In the sweat of your face you shall eat bread
till you return to the ground,
for out of it you were taken.
(Gen. 3: 18/19).
But the big question is of course what went wrong between the Communist Manifesto and the Gulags. Ultimately, there were tendencies towards historicism - the notion of historical necessity, and the subordination of individuals and groups of individuals to historical necessity - right there from the start, even though Marx may have been much more subtle concerning questions of historical determinism on the one hand and mankind as the master of his own history on the other.

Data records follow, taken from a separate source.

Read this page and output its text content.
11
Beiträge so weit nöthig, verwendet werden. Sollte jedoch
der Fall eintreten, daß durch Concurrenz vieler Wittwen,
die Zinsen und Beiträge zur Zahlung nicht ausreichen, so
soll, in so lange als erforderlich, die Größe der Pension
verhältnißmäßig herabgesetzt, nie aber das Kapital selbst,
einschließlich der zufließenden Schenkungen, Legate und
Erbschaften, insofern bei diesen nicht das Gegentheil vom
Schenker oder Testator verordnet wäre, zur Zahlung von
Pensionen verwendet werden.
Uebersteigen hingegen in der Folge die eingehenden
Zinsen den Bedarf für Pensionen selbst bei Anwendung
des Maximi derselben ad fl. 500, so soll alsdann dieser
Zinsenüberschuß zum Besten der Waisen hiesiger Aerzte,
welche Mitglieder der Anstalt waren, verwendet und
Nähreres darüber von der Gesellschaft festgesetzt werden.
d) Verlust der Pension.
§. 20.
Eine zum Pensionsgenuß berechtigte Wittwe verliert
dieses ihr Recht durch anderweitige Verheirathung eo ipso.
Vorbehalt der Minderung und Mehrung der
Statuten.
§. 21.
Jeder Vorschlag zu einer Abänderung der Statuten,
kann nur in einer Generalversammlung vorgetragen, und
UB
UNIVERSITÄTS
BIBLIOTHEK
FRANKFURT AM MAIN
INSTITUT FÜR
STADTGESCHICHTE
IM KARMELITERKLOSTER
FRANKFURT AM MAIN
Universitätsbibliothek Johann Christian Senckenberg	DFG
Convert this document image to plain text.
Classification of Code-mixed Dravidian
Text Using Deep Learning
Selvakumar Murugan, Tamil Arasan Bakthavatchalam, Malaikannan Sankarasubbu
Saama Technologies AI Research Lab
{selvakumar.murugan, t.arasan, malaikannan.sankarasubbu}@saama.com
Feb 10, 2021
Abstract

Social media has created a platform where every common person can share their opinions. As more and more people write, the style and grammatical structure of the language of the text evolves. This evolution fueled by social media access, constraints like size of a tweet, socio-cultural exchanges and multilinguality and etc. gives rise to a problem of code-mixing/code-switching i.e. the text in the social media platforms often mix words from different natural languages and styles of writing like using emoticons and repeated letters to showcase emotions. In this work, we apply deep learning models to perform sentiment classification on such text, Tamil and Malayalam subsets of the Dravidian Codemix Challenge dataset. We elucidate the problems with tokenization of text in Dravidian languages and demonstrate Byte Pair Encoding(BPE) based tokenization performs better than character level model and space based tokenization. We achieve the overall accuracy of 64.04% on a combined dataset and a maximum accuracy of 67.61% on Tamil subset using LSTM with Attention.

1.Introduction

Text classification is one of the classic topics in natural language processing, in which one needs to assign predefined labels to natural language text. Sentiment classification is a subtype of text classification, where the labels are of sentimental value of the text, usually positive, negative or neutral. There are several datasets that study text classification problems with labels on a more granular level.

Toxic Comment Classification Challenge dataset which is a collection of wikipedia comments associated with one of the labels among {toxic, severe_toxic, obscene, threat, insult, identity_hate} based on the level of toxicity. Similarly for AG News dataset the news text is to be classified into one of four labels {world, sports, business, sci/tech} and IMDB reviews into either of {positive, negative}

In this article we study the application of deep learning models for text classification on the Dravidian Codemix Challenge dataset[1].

But I guess these tendencies came to the fore much more starkly when Lenin attempted to lead a socialist revolution in a country with a very small working class. Bolshevism of course endorsed an ideology of the Party as the vanguard of the working class - the working class being by itself only capable of attaining a broadly reformist, trade-unionist consciousness. So essentially the working class became a project for the Party rather than a needed corrective influence upon the Party. After the revolution, of course, Stalin undertook industrialization, collectivization and the creation of the Soviet proletariat (and rural proletariat as well) at breakneck speed and at the cost of millions of lives - the original Russian proletariat having died in the Civil War, absorbed by the growing Party bureaucracy or returned to the fields. Man, humanity, and human life became a project of the future to which present generations were subordinated to and sacrificed to; rather than a present and concrete ultimate in our ideologies.
Back when I lived in the Netherlands, I used to devour the texts of the East German playwright Heiner Mueller - the chronicler of the GDR, who started as a loyal socialist but became increasingly sceptical towards the end of his life without ever totally abandoning his ideals. One of Heiner Mueller's plays, Mauser, magnificently presents the question of "What is a human being?" The play itself reads like a comment/excerpt of Brecht's Die Massnahme. In Brecht's play, a group of agitators on a secret mission in Northern China decide that they should execute one of their own for the good of the collective. Mueller's Mauser is a dialogue between the Party, the firing platoon, and its victim, set perhaps during the Russian civil war. There is a certain merciless rhythm in the text - that of concrete stakes being rammed into the ground by cold and not at all benevolent machinery, and at the same time biblical turns of phrase (In Vitebsk as in other cities) are not hard to find.
Unfortunately, I haven't got the text right here, but I found an excerpt which I tried to translate below. There's no way this does justice to the text, but it might give you an idea:
Your assignment is not to kill men, but
enemies. For man is unknown.
We know, that killing is labour
but man is more than his labour.
Not until the revolution is finally victorious
in Vitebsk as in other cities
will we know what a man is.
For he is our labour, the unknown
behind the mask, the one buried in crap
his history, the real one behind the growths
the one living in the fossizilations,
because the revolution will tear down his mask,
will erase the growths, will cleanse the dried crap
from his history, from his image. The man, with
claw and tooth, bayonet and machine-gun,
rising from the chain of generations,
tearing his bloody umbilical cord
in the flash of the real beginning knowing himself
and others, each according to their difference.
Excavate, root and all, man out of man,
what matters is the example. Death means nothing.